I took a step past them, frightened but also aware of what I would do if the men came after me. Fortunately, they decided to walk on, and I hurried to get away from them as quickly as possible.
Not long after that incident, I overheard one of the black belts at Yong Studios speaking about how criminals “profile” victims before perpetuating a crime. In other words, criminals tend to seek out those who appear timid, frightened, weak and defenseless. I remembered the three men standing around me in the middle of the street, and how I’d confidently recovered my bag, how I’d been frightened but prepared to fight even though I might get hurt, and most of all how, in the end, the three men decided not to push the issue and left me alone.
This story is not about how impressive I was.
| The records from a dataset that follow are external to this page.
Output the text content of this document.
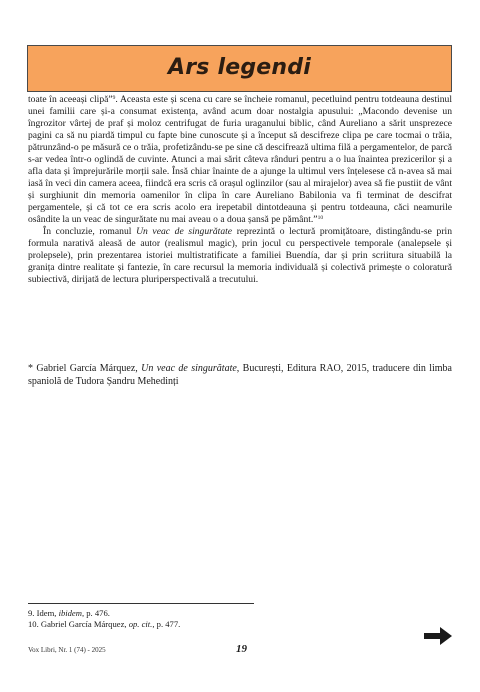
Ars legendi

toate în aceeași clipă”$^9$. Aceasta este și scena cu care se încheie romanul, pecetluind pentru totdeauna destinul unei familii care și-a consumat existența, având acum doar nostalgia apusului: „Macondo devenise un îngrozitor vârtej de praf și moloz centrifugat de furia uraganului biblic, când Aureliano a sărit unsprezece pagini ca să nu piardă timpul cu fapte bine cunoscute și a început să descifreze clipa pe care tocmai o trăia, pătrunzând-o pe măsură ce o trăia, profetizându-se pe sine că descifrează ultima filă a pergamentelor, de parcă s-ar vedea într-o oglindă de cuvinte. Atunci a mai sărit câteva rânduri pentru a o lua înaintea prezicerilor și a afla data și împrejurările morții sale. Însă chiar înainte de a ajunge la ultimul vers înțelesese că n-avea să mai iasă în veci din camera aceea, fiindcă era scris că orașul oglinzilor (sau al mirajelor) avea să fie pustiit de vânt și surghiunit din memoria oamenilor în clipa în care Aureliano Babilonia va fi terminat de descifrat pergamentele, și că tot ce era scris acolo era irepetabil dintotdeauna și pentru totdeauna, căci neamurile osândite la un veac de singurătate nu mai aveau o a doua șansă pe pământ.”$^{10}$

În concluzie, romanul Un veac de singurătate reprezintă o lectură promițătoare, distingându-se prin formula narativă aleasă de autor (realismul magic), prin jocul cu perspectivele temporale (analepsele și prolepsele), prin prezentarea istoriei multistratificate a familiei Buendía, dar și prin scriitura situabilă la granița dintre realitate și fantezie, în care recursul la memoria individuală și colectivă primește o coloratură subiectivă, dirijată de lectura pluriperspectivală a trecutului.

* Gabriel García Márquez, Un veac de singurătate, București, Editura RAO, 2015, traducere din limba spaniolă de Tudora Șandru Mehedinți
9. Idem, ibidem, p. 476.
10. Gabriel García Márquez, op. cit., p. 477.
Vox Libri, Nr. 1 (74) - 2025	19
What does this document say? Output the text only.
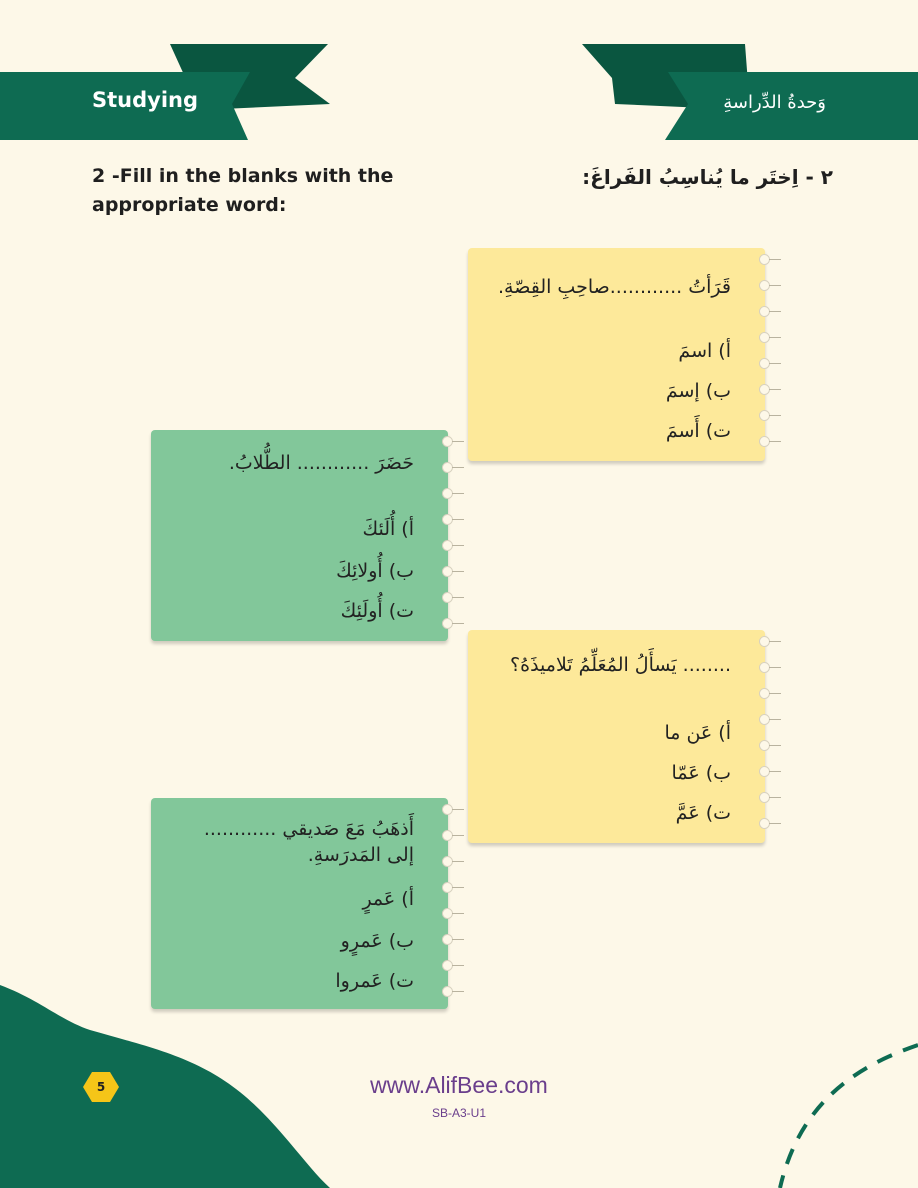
Studying	وَحدةُ الدِّراسةِ
2 -Fill in the blanks with the appropriate word:
٢ - اِختَر ما يُناسِبُ الفَراغَ:
قَرَأتُ ............صاحِبِ القِصّةِ.
أ) اسمَ
ب) إسمَ
ت) أَسمَ
حَضَرَ ............ الطُّلابُ.
أ) أُلَئكَ
ب) أُولائِكَ
ت) أُولَئِكَ
........ يَسأَلُ المُعَلِّمُ تَلاميذَهُ؟
أ) عَن ما
ب) عَمّا
ت) عَمَّ
أَذهَبُ مَعَ صَديقي ............
إلى المَدرَسةِ.
أ) عَمرٍ
ب) عَمرٍو
ت) عَمروا
5	www.AlifBee.com
SB-A3-U1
It’s about how impressive training can be if you begin it, prepared to work hard and prepared to reap all the benefits martial arts has to offer. It takes patience, perseverance, hard work, sweat, a lot of humility and even more frustration—especially if you’re an old man like me and all the bratty kids like Miguel and Raymar are running and leaping around in the prime of their youth. You may get hurt and, when you start sparring, you will certainly get humiliated.
But, like I said, the benefits are worth it, and I’ve never once regretted my decision to take martial arts. The problems I struggled with before I began training are no longer there. They belong in the past, and you remember what Buddha said about the past! But my perspective on tae kwon has also changed over the last year and a half. Originally I joined to learn to fight effectively, plain and simple. But on the night I faced three opponents on a city street, my self-confidence came out before my fists and, in the end, perhaps the men sensed I was ready to stand my ground and decided to keep walking. Tae kwon do has not only taught me how to fight effectively…but how to stop a fight before it happens—effectively.
That’s not something I would have understood back in 2002. But it makes a lot more sense now at blue belt and I suppose the learning, along with the training, will go on and on from here, to black belt and beyond.